Czwartkowe spotkanie "Gwiazdka z Lechem Poznań" odbyło się w sali Miejskiego Ośrodka Kultury w Gnieźnie. Jak zwykle przy tego typu okazjach w sali pojawiło się więcej kibiców niż przypuszczano, głównie uczniów ze szkół z całego powiatu gnieźnieńskiego. Artjoms Rudnevs i Seweryn Gancarczyk, podczas ponad godzinnego spotkania, sumiennie odpowiadali na pytania najmłodszych kibiców Kolejorza. Te trzeba przyznać było bardzo zróżnicowane. Najwięcej rzecz jasna dotyczyło ostatniego spotkania z Juventusem Turyn, po którym Lech wywalczył awans do fazy pucharowej Ligi Europejskiej. Kibice byli ciekawi czy Del Piero, tak jak obiecał po konfrontacji w Turynie, wymienił się z Rudnevsem swoją koszulką. - Mogę odpowiedzieć za Artjomsa, gdyż byłem tego naocznym świadkiem - śmiał się Gancarczyk. - Tak, Alex dotrzymał słowa i obaj wymienili się swoimi koszulkami.
Śmiesznie zrobiło się także wtedy, kiedy Rudnevs pytany o plany na najbliższą przyszłość, a przy tym zainteresowanie innych klubów jego osobą odpowiedział, że z Poznania odejdzie dopiero po zdobyciu przez Lecha mistrzostwa Polski i... wygraniu Ligi Mistrzów! - Uuu, czyli będziesz tu grał do końca swojej kariery! - żartowali gnieźnieńscy kibice Kolejorza.
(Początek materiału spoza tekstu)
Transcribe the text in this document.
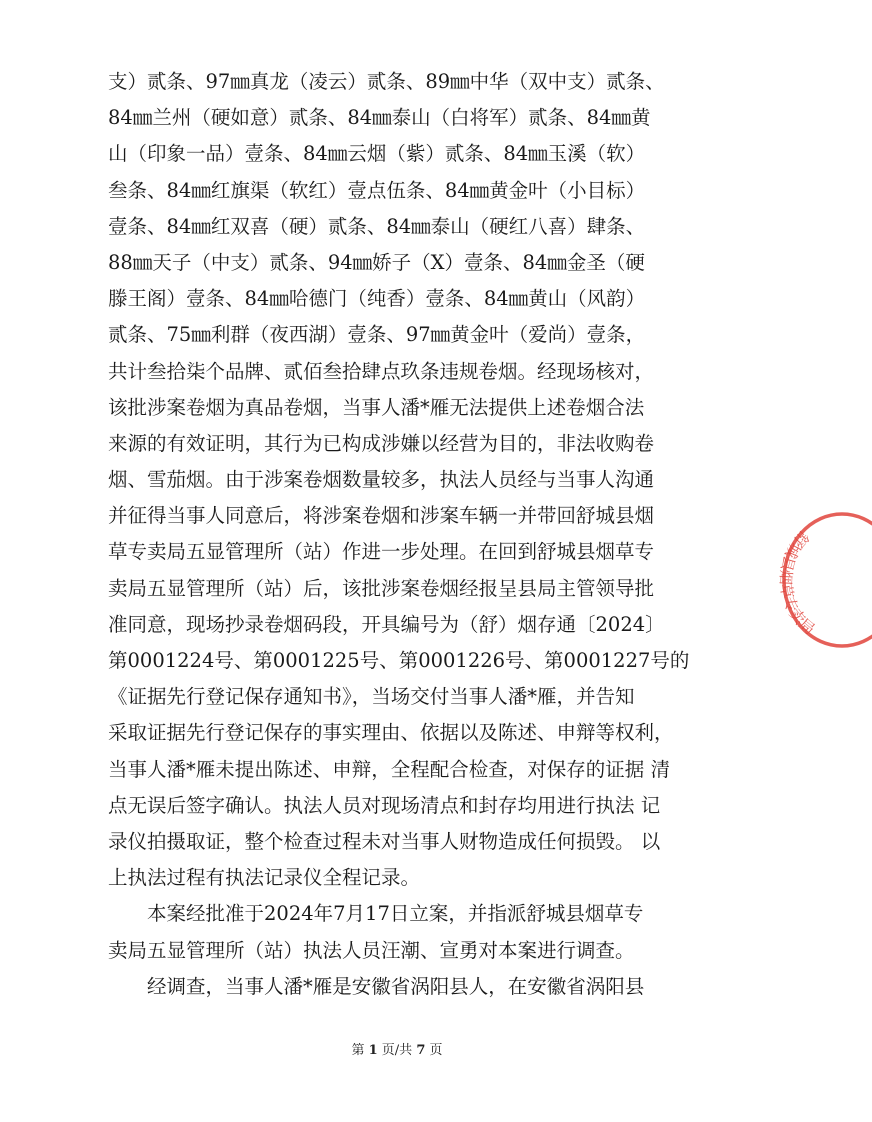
支）贰条、97㎜真龙（凌云）贰条、89㎜中华（双中支）贰条、
84㎜兰州（硬如意）贰条、84㎜泰山（白将军）贰条、84㎜黄
山（印象一品）壹条、84㎜云烟（紫）贰条、84㎜玉溪（软）
叁条、84㎜红旗渠（软红）壹点伍条、84㎜黄金叶（小目标）
壹条、84㎜红双喜（硬）贰条、84㎜泰山（硬红八喜）肆条、
88㎜天子（中支）贰条、94㎜娇子（X）壹条、84㎜金圣（硬
滕王阁）壹条、84㎜哈德门（纯香）壹条、84㎜黄山（风韵）
贰条、75㎜利群（夜西湖）壹条、97㎜黄金叶（爱尚）壹条，
共计叁拾柒个品牌、贰佰叁拾肆点玖条违规卷烟。经现场核对，
该批涉案卷烟为真品卷烟，当事人潘*雁无法提供上述卷烟合法
来源的有效证明，其行为已构成涉嫌以经营为目的，非法收购卷
烟、雪茄烟。由于涉案卷烟数量较多，执法人员经与当事人沟通
并征得当事人同意后，将涉案卷烟和涉案车辆一并带回舒城县烟
草专卖局五显管理所（站）作进一步处理。在回到舒城县烟草专
卖局五显管理所（站）后，该批涉案卷烟经报呈县局主管领导批
准同意，现场抄录卷烟码段，开具编号为（舒）烟存通〔2024〕
第0001224号、第0001225号、第0001226号、第0001227号的
《证据先行登记保存通知书》，当场交付当事人潘*雁，并告知
采取证据先行登记保存的事实理由、依据以及陈述、申辩等权利，
当事人潘*雁未提出陈述、申辩，全程配合检查，对保存的证据 清
点无误后签字确认。执法人员对现场清点和封存均用进行执法 记
录仪拍摄取证，整个检查过程未对当事人财物造成任何损毁。 以
上执法过程有执法记录仪全程记录。
本案经批准于2024年7月17日立案，并指派舒城县烟草专
卖局五显管理所（站）执法人员汪潮、宣勇对本案进行调查。
经调查，当事人潘*雁是安徽省涡阳县人，在安徽省涡阳县
第 1 页/共 7 页
舒城县烟草专卖局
Po spotkaniu - Rudnevs i Gancarczyk - wspólnie z członkami Wiary Lecha udali się do domów dziecka z Gniezna i Trzemeszna, gdzie wręczali wychowankom upominki w ramach akcji "Niebiesko-Biały Mikołaj 2010".
Na koniec dodajmy, że czwartkowe spotkanie odbyło się z inicjatywy stowarzyszenia Wiara Lecha, natomiast patronat nad imprezą objął prezydent Gniezna - Jacek Kowalski. Warto też wiedzieć, że w poprzednich latach historyczna stolica Polski gościła innych piłkarzy związanych z poznańskim klubem. Z kibicami spotkali się m.in. Ivan Djurdjevic, Jakub Wilk, Sławomir Peszko, Dmitrije Injac, Piotr Reiss i Arkadiusz Radomski. Wszyscy ci zawodnicy byli gośćmi Klubu "Lokomotywa", mieszczącego się przy ul. Dworcowej 13 w Gnieźnie.